Btw untuk ke Istanbul ini saya menggunakan Turkish Airlines. Interiornya lucu warna warni, pramugari/ra nya cantik & ganteng, hidungnya mancung hehe, tapiii mereka ga ramah menurut saya. Sayangnya saya ga sempat foto dalam pesawatnya. Perjalanan CGK-IST memakan waktu +/- 11 jam, sementara IST-MED +/- 3,5 jam. Jadi total saya di pesawat 14,5 jam. Untuk fasilitas on board nya menurut saya sama seperti long haul flight lainnya, ada entertainment, selimut (karena perjalanan panjang), bantal, meal. Oiya ada tambahannya yaitu small bag yang isinya headset, sandal (yang seperti sandal hotel), lipbalm, sikat + pasta gigi. Untuk makannya sendiri dapat 2-3x saya lupa. Ini untuk perjalanan dari CGK-IST. Sementara dari IST-MED karena perjalanannya lebih singkat, fasilitasnya tidak selengkap yang long haul. Yang didapat hanya entertainment, meal 1x kalo ga salah, small bag yang isinya sajadah tipis, alat zikir elektronik, tas tempat sandal, lipbalm. Awalnya saya bingung, kenapa dikasi beginian sih. Eeehh ternyata manfaatnya banyak banget untuk digunakan saat di Mesjid Nabawi maupun Masjidil Haram. TOP deh.

Nah untuk makanannya, menunya lebih ke Eropa (lagi-lagi ga sempat difoto karena keburu habis) dan saya perhatikan tidak semua jamaah cocok dengan menunya karena banyak yang ga dimakan. Kalo saya? Hmm jangan ditanya…tentu habis dan licin semua, maklumlah busui yang bawaannya laper terus.

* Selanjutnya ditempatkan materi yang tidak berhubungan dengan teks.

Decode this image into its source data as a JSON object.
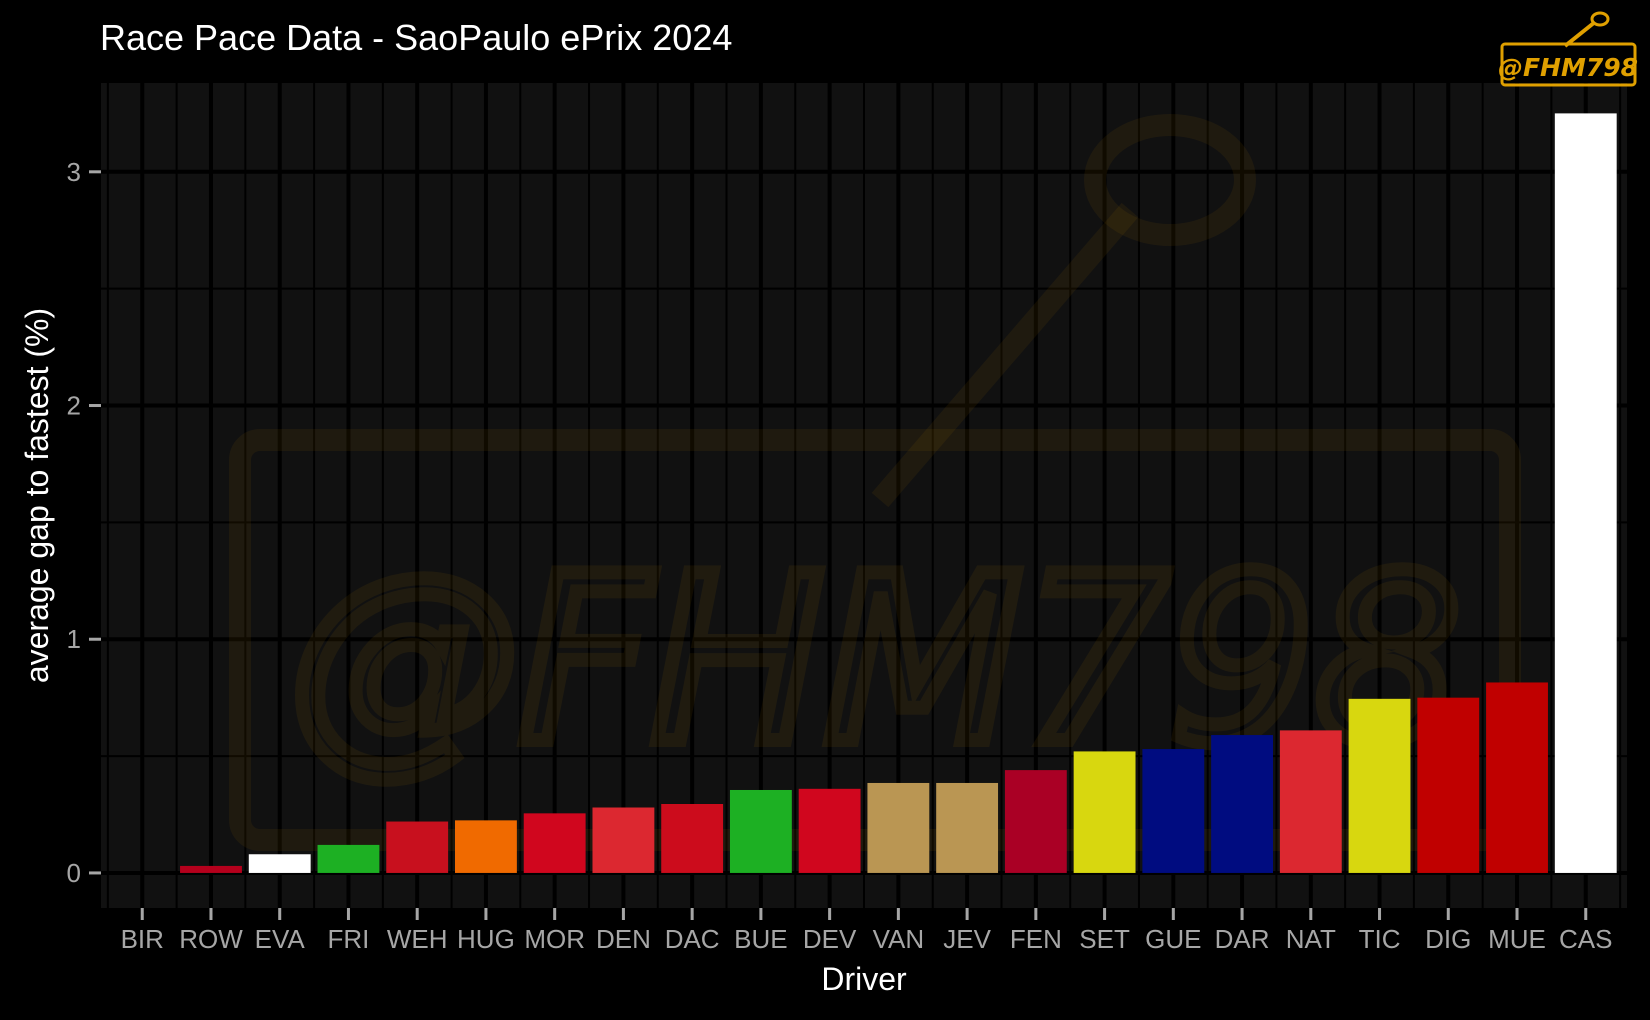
{
  "chart_data": {
    "type": "bar",
    "title": "Race Pace Data - SaoPaulo ePrix 2024",
    "xlabel": "Driver",
    "ylabel": "average gap to fastest (%)",
    "ylim": [
      -0.15,
      3.38
    ],
    "yticks": [
      0,
      1,
      2,
      3
    ],
    "grid": true,
    "categories": [
      "BIR",
      "ROW",
      "EVA",
      "FRI",
      "WEH",
      "HUG",
      "MOR",
      "DEN",
      "DAC",
      "BUE",
      "DEV",
      "VAN",
      "JEV",
      "FEN",
      "SET",
      "GUE",
      "DAR",
      "NAT",
      "TIC",
      "DIG",
      "MUE",
      "CAS"
    ],
    "values": [
      0.0,
      0.03,
      0.08,
      0.12,
      0.22,
      0.225,
      0.255,
      0.28,
      0.295,
      0.355,
      0.36,
      0.385,
      0.385,
      0.44,
      0.52,
      0.53,
      0.59,
      0.61,
      0.745,
      0.75,
      0.815,
      3.25
    ],
    "colors": [
      "#c8001e",
      "#b5001c",
      "#ffffff",
      "#1db023",
      "#c8101e",
      "#f06a00",
      "#d0061e",
      "#dc2830",
      "#cc0c1c",
      "#1db023",
      "#d0061e",
      "#ba9653",
      "#ba9653",
      "#aa0025",
      "#d8d70f",
      "#000c80",
      "#000c80",
      "#dc2830",
      "#d8d70f",
      "#c00000",
      "#c00000",
      "#ffffff"
    ]
  },
  "watermark": {
    "text": "@FHM798",
    "color": "#e0a000"
  }
}
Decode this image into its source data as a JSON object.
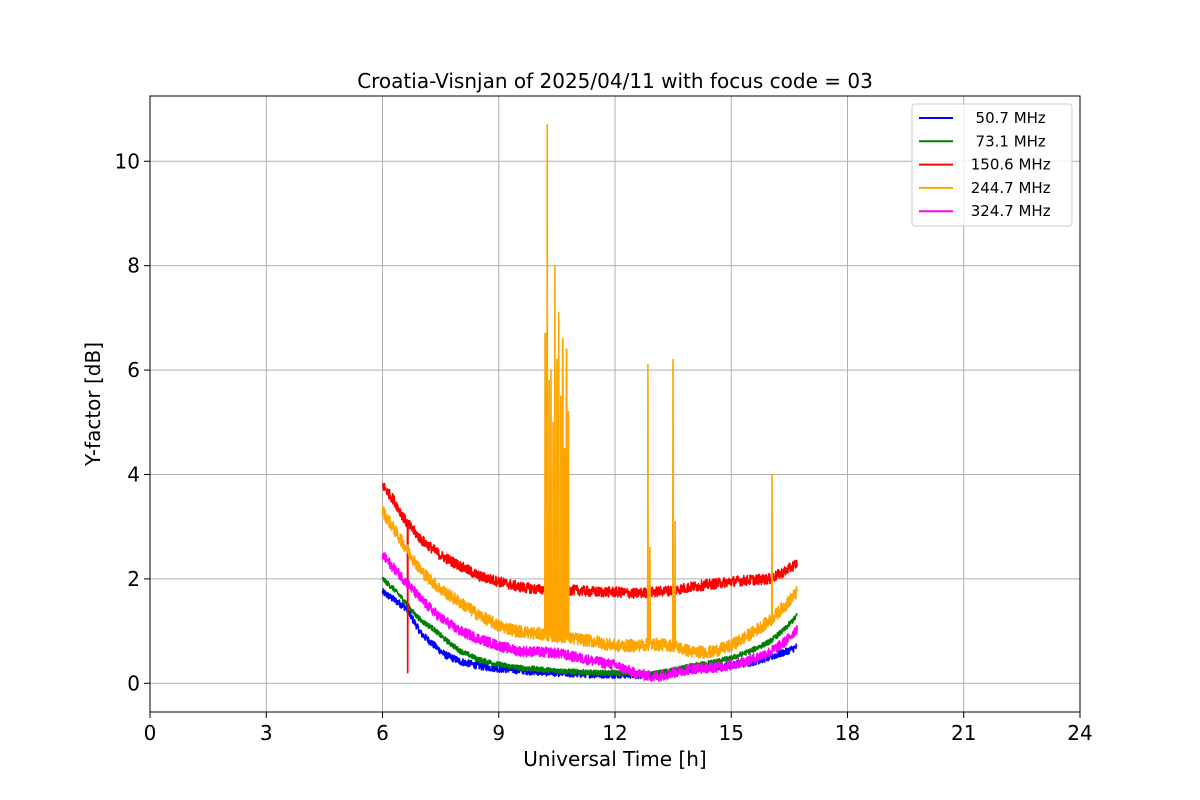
{
  "chart_data": {
    "type": "line",
    "title": "Croatia-Visnjan of 2025/04/11 with focus code = 03",
    "xlabel": "Universal Time [h]",
    "ylabel": "Y-factor [dB]",
    "xlim": [
      0,
      24
    ],
    "ylim": [
      -0.55,
      11.25
    ],
    "xticks": [
      0,
      3,
      6,
      9,
      12,
      15,
      18,
      21,
      24
    ],
    "yticks": [
      0,
      2,
      4,
      6,
      8,
      10
    ],
    "grid": true,
    "legend_position": "top-right",
    "series": [
      {
        "name": "  50.7 MHz",
        "color": "#0000ff",
        "noise": 0.07,
        "x": [
          6.0,
          6.3,
          6.6,
          6.8,
          7.0,
          7.3,
          7.6,
          8.0,
          8.5,
          9.0,
          9.5,
          10.0,
          10.5,
          11.0,
          11.5,
          12.0,
          12.5,
          13.0,
          13.5,
          14.0,
          14.5,
          15.0,
          15.5,
          16.0,
          16.4,
          16.7
        ],
        "y": [
          1.75,
          1.6,
          1.45,
          1.2,
          0.95,
          0.75,
          0.55,
          0.42,
          0.33,
          0.28,
          0.25,
          0.22,
          0.2,
          0.18,
          0.17,
          0.17,
          0.16,
          0.16,
          0.2,
          0.27,
          0.3,
          0.35,
          0.4,
          0.5,
          0.6,
          0.7
        ]
      },
      {
        "name": "  73.1 MHz",
        "color": "#008000",
        "noise": 0.05,
        "x": [
          6.0,
          6.3,
          6.6,
          6.8,
          7.0,
          7.3,
          7.6,
          8.0,
          8.5,
          9.0,
          9.5,
          10.0,
          10.5,
          11.0,
          11.5,
          12.0,
          12.5,
          13.0,
          13.5,
          14.0,
          14.5,
          15.0,
          15.5,
          16.0,
          16.4,
          16.7
        ],
        "y": [
          2.0,
          1.8,
          1.55,
          1.35,
          1.2,
          1.05,
          0.85,
          0.62,
          0.45,
          0.36,
          0.3,
          0.27,
          0.24,
          0.22,
          0.2,
          0.2,
          0.18,
          0.18,
          0.25,
          0.33,
          0.4,
          0.48,
          0.62,
          0.8,
          1.05,
          1.3
        ]
      },
      {
        "name": " 150.6 MHz",
        "color": "#ff0000",
        "noise": 0.1,
        "x": [
          6.0,
          6.3,
          6.6,
          7.0,
          7.5,
          8.0,
          8.5,
          9.0,
          9.5,
          10.0,
          10.5,
          11.0,
          11.5,
          12.0,
          12.5,
          13.0,
          13.5,
          14.0,
          14.5,
          15.0,
          15.5,
          16.0,
          16.4,
          16.7
        ],
        "y": [
          3.8,
          3.5,
          3.1,
          2.75,
          2.45,
          2.25,
          2.05,
          1.95,
          1.85,
          1.8,
          1.8,
          1.78,
          1.75,
          1.75,
          1.72,
          1.75,
          1.78,
          1.85,
          1.9,
          1.95,
          1.98,
          2.0,
          2.15,
          2.3
        ]
      },
      {
        "name": " 244.7 MHz",
        "color": "#ffa500",
        "noise": 0.12,
        "x": [
          6.0,
          6.3,
          6.6,
          7.0,
          7.5,
          8.0,
          8.5,
          9.0,
          9.5,
          10.0,
          10.5,
          11.0,
          11.5,
          12.0,
          12.5,
          13.0,
          13.5,
          14.0,
          14.5,
          15.0,
          15.5,
          16.0,
          16.4,
          16.7
        ],
        "y": [
          3.3,
          2.95,
          2.6,
          2.15,
          1.8,
          1.55,
          1.3,
          1.1,
          1.0,
          0.95,
          0.9,
          0.85,
          0.8,
          0.72,
          0.72,
          0.75,
          0.72,
          0.6,
          0.6,
          0.72,
          0.95,
          1.2,
          1.5,
          1.75
        ]
      },
      {
        "name": " 324.7 MHz",
        "color": "#ff00ff",
        "noise": 0.1,
        "x": [
          6.0,
          6.3,
          6.6,
          7.0,
          7.5,
          8.0,
          8.5,
          9.0,
          9.5,
          10.0,
          10.5,
          11.0,
          11.5,
          12.0,
          12.5,
          13.0,
          13.5,
          14.0,
          14.5,
          15.0,
          15.5,
          16.0,
          16.4,
          16.7
        ],
        "y": [
          2.45,
          2.2,
          1.95,
          1.6,
          1.25,
          1.0,
          0.85,
          0.72,
          0.62,
          0.6,
          0.58,
          0.5,
          0.42,
          0.35,
          0.2,
          0.12,
          0.2,
          0.28,
          0.3,
          0.35,
          0.45,
          0.6,
          0.8,
          1.05
        ]
      }
    ],
    "annotations": [
      {
        "series": " 244.7 MHz",
        "type": "spike",
        "x": [
          10.2,
          10.25,
          10.3,
          10.35,
          10.4,
          10.45,
          10.5,
          10.55,
          10.6,
          10.65,
          10.7,
          10.75,
          10.8,
          12.85,
          12.9,
          13.5,
          13.55,
          16.05
        ],
        "y": [
          6.7,
          10.7,
          5.8,
          6.0,
          5.0,
          8.0,
          6.2,
          7.1,
          5.5,
          6.6,
          4.5,
          6.4,
          5.2,
          6.1,
          2.6,
          6.2,
          3.1,
          4.0
        ]
      },
      {
        "series": " 150.6 MHz",
        "type": "spike",
        "x": [
          6.65
        ],
        "y": [
          0.2
        ]
      }
    ]
  }
}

Setelah menempuh perjalanan +/- 11 jam, akhirnya sampai di Istanbul jam setengah 5 an dengan suhu 5 derajat dan diiringi hujan salju kecil. Rasanyaaaa….brrrrr dingin banget. Uda pake baju berlapis-lapis, jaket, sarung tangan, masker, tapi tetep aja dinginnya nusuk. Setelah itu transfer pesawat dan menunggu next flight ke Madinah. Lumayan di Ataturk ada free wifi untuk 2 jam pertama 😉 Setelah itu langsung melanjutkan perjalanan ke Madinah.